Partant de cette idée, j’ai voulu me demander quel était le rapport des femmes avec la presse féminine de l’autre côté de la Méditerranée. Déjà, si on prend le point de vue des femmes maghrébines de France, il y a bien sûr Gazelle, qui est désormais diffusé en Belgique, en Suisse, au Quebec, au Maroc et en Algérie. Là on a à faire à un magazine plutôt riche qui s’adresse aux femmes de culture musulmane, avec autant de contenu sur des thèmes d’actualité et de société, que de pages beauté et mode, le tout entrecoupé par des publicités pour des robes orientales. Savant mélange de tradition et de modernité, de légèreté et de sujets sérieux, avec une rubrique « amour et mariage », des astuces « SOS mes cheveux manquent de volume » ou des articles sur la cuisine halal, le magazine aborde aussi des thèmes actuels : la religion avec « musulmans et laïc » ou « comment gagner sa vie en étant voilée », la politique « la gauche couscous, au pays du couscous », et même la question du genre « ma fille est un garçon manqué ». Une façon de parler aux femmes qui sont de double-culture qui aiment les belles robes, et qui ont aussi un cerveau.
Comme en France à l’origine, au Maghreb cette presse était faite par des femmes et pour des femmes. Le mensuel marocain 8 Mars, lancé en 1983, a non seulement été bénéfique à l’évolution de la presse marocaine, mais a aussi permis de poser la question de la femme sur un plan politique et a servi de point de départ pour de nombreuses organisations féminines.

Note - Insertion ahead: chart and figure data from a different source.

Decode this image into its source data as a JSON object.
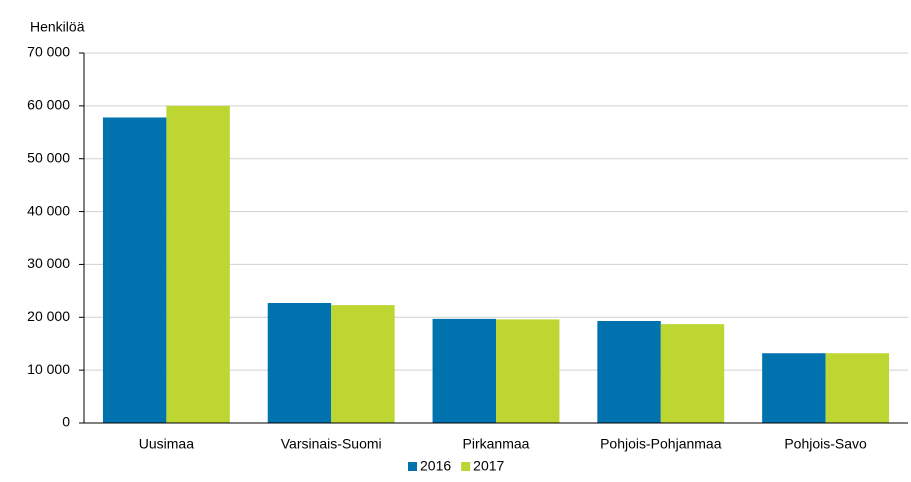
{
  "chart_data": {
    "type": "bar",
    "y_label": "Henkilöä",
    "categories": [
      "Uusimaa",
      "Varsinais-Suomi",
      "Pirkanmaa",
      "Pohjois-Pohjanmaa",
      "Pohjois-Savo"
    ],
    "series": [
      {
        "name": "2016",
        "color": "#0072ae",
        "values": [
          57800,
          22700,
          19700,
          19300,
          13200
        ]
      },
      {
        "name": "2017",
        "color": "#bed631",
        "values": [
          60000,
          22300,
          19600,
          18700,
          13200
        ]
      }
    ],
    "ylim": [
      0,
      70000
    ],
    "yticks": [
      0,
      {
        "value": 10000,
        "label": "10 000"
      },
      {
        "value": 20000,
        "label": "20 000"
      },
      {
        "value": 30000,
        "label": "30 000"
      },
      {
        "value": 40000,
        "label": "40 000"
      },
      {
        "value": 50000,
        "label": "50 000"
      },
      {
        "value": 60000,
        "label": "60 000"
      },
      {
        "value": 70000,
        "label": "70 000"
      }
    ],
    "grid": true
  }
}
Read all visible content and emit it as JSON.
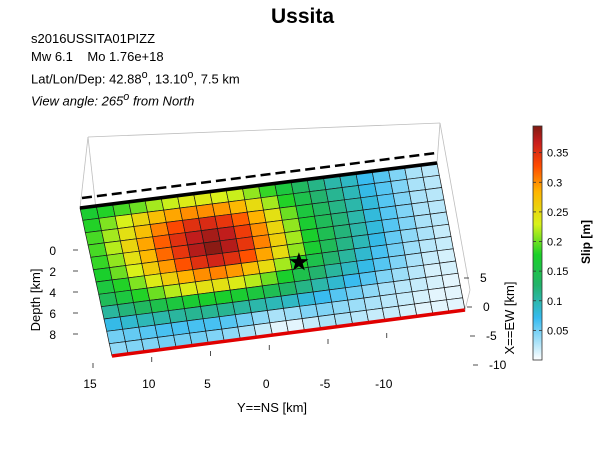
{
  "chart_data": {
    "type": "heatmap",
    "title": "Ussita",
    "header": {
      "event_id": "s2016USSITA01PIZZ",
      "magnitude_label": "Mw 6.1",
      "moment_label": "Mo 1.76e+18",
      "location_prefix": "Lat/Lon/Dep: ",
      "lat_value": "42.88",
      "lon_value": "13.10",
      "depth_value": "7.5 km",
      "degree_symbol": "o",
      "view_prefix": "View angle: ",
      "view_value": "265",
      "view_suffix": " from North"
    },
    "xlabel": "Y==NS [km]",
    "ylabel": "Depth [km]",
    "zlabel": "X==EW [km]",
    "ns_ticks": [
      15,
      10,
      5,
      0,
      -5,
      -10
    ],
    "ew_ticks": [
      5,
      0,
      -5,
      -10
    ],
    "depth_ticks": [
      0,
      2,
      4,
      6,
      8
    ],
    "colorbar": {
      "label": "Slip [m]",
      "range": [
        0,
        0.395
      ],
      "ticks": [
        0.05,
        0.1,
        0.15,
        0.2,
        0.25,
        0.3,
        0.35
      ]
    },
    "grid": true,
    "hypocenter": {
      "row": 6,
      "col": 12
    },
    "slip_grid_rows": 12,
    "slip_grid_cols": 22,
    "slip_m": [
      [
        0.17,
        0.18,
        0.19,
        0.2,
        0.215,
        0.225,
        0.235,
        0.235,
        0.23,
        0.225,
        0.21,
        0.185,
        0.16,
        0.135,
        0.115,
        0.1,
        0.09,
        0.07,
        0.06,
        0.045,
        0.03,
        0.025
      ],
      [
        0.18,
        0.205,
        0.23,
        0.255,
        0.275,
        0.29,
        0.3,
        0.3,
        0.295,
        0.28,
        0.25,
        0.215,
        0.18,
        0.15,
        0.125,
        0.11,
        0.095,
        0.075,
        0.06,
        0.045,
        0.03,
        0.025
      ],
      [
        0.19,
        0.215,
        0.245,
        0.275,
        0.305,
        0.33,
        0.35,
        0.355,
        0.345,
        0.32,
        0.285,
        0.245,
        0.2,
        0.16,
        0.135,
        0.115,
        0.1,
        0.08,
        0.06,
        0.045,
        0.03,
        0.025
      ],
      [
        0.19,
        0.22,
        0.255,
        0.29,
        0.32,
        0.35,
        0.37,
        0.38,
        0.37,
        0.34,
        0.3,
        0.255,
        0.21,
        0.17,
        0.14,
        0.12,
        0.1,
        0.08,
        0.06,
        0.045,
        0.03,
        0.025
      ],
      [
        0.185,
        0.21,
        0.245,
        0.28,
        0.315,
        0.345,
        0.375,
        0.39,
        0.375,
        0.345,
        0.305,
        0.26,
        0.215,
        0.175,
        0.145,
        0.12,
        0.1,
        0.08,
        0.06,
        0.045,
        0.03,
        0.025
      ],
      [
        0.175,
        0.2,
        0.23,
        0.265,
        0.295,
        0.325,
        0.35,
        0.36,
        0.35,
        0.325,
        0.29,
        0.25,
        0.21,
        0.17,
        0.14,
        0.115,
        0.095,
        0.075,
        0.055,
        0.04,
        0.03,
        0.02
      ],
      [
        0.16,
        0.18,
        0.205,
        0.235,
        0.26,
        0.285,
        0.3,
        0.305,
        0.295,
        0.275,
        0.25,
        0.215,
        0.18,
        0.15,
        0.125,
        0.105,
        0.085,
        0.065,
        0.05,
        0.035,
        0.025,
        0.02
      ],
      [
        0.14,
        0.16,
        0.18,
        0.2,
        0.22,
        0.235,
        0.245,
        0.245,
        0.235,
        0.22,
        0.2,
        0.175,
        0.15,
        0.125,
        0.105,
        0.09,
        0.075,
        0.06,
        0.045,
        0.03,
        0.02,
        0.015
      ],
      [
        0.105,
        0.12,
        0.135,
        0.15,
        0.16,
        0.17,
        0.175,
        0.175,
        0.17,
        0.16,
        0.145,
        0.13,
        0.115,
        0.1,
        0.085,
        0.07,
        0.06,
        0.045,
        0.035,
        0.025,
        0.015,
        0.015
      ],
      [
        0.075,
        0.085,
        0.095,
        0.1,
        0.105,
        0.11,
        0.11,
        0.11,
        0.105,
        0.1,
        0.095,
        0.09,
        0.08,
        0.07,
        0.06,
        0.05,
        0.04,
        0.03,
        0.025,
        0.02,
        0.015,
        0.01
      ],
      [
        0.05,
        0.055,
        0.06,
        0.065,
        0.065,
        0.065,
        0.065,
        0.06,
        0.05,
        0.04,
        0.03,
        0.035,
        0.045,
        0.045,
        0.04,
        0.035,
        0.03,
        0.025,
        0.02,
        0.015,
        0.01,
        0.01
      ],
      [
        0.04,
        0.045,
        0.045,
        0.05,
        0.05,
        0.05,
        0.045,
        0.04,
        0.03,
        0.02,
        0.01,
        0.01,
        0.02,
        0.03,
        0.03,
        0.025,
        0.02,
        0.02,
        0.015,
        0.01,
        0.01,
        0.01
      ]
    ]
  }
}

Mais depuis les années 90, l’essor de la presse féminine au Maghreb a subi l’influence des magazines occidentaux, pour le meilleur et pour le pire. Ces magazines ont permis d’offrir un espace d’expression aux femmes, et d’accompagner les mouvements féministes. Par exemple, aujourd’hui on a un magazine comme Femme du Maroc, qui se défini comme féminin et militant. Ou encore Dzeriet, un mensuel au ton un peu plus léger que toutes les Algériennes connaissent. Cette presse propose de plus en plus de contenus en arabe, et se modernise en s’adressant à un plus grand nombre de femmes. Elle connait un succès grandissant auprès des femmes arabophones et francophones, majoritairement actives et instruites. Seulement, l’accumulation des pages modes et beautés inspirées de la société de consommation occidentale renvoie à l’image d’une femme qui ne correspond pas à ses lectrices. Il y a donc un risque que ces magazines soient soumis à une certaine « norme », la même que celle qui régie la majorité des versions française, et donc, que loin d’aider les femmes à s’émanciper, ils les enferment dans des stéréotypes de la «femme moderne », qui en fait, n’est pas vraiment libre.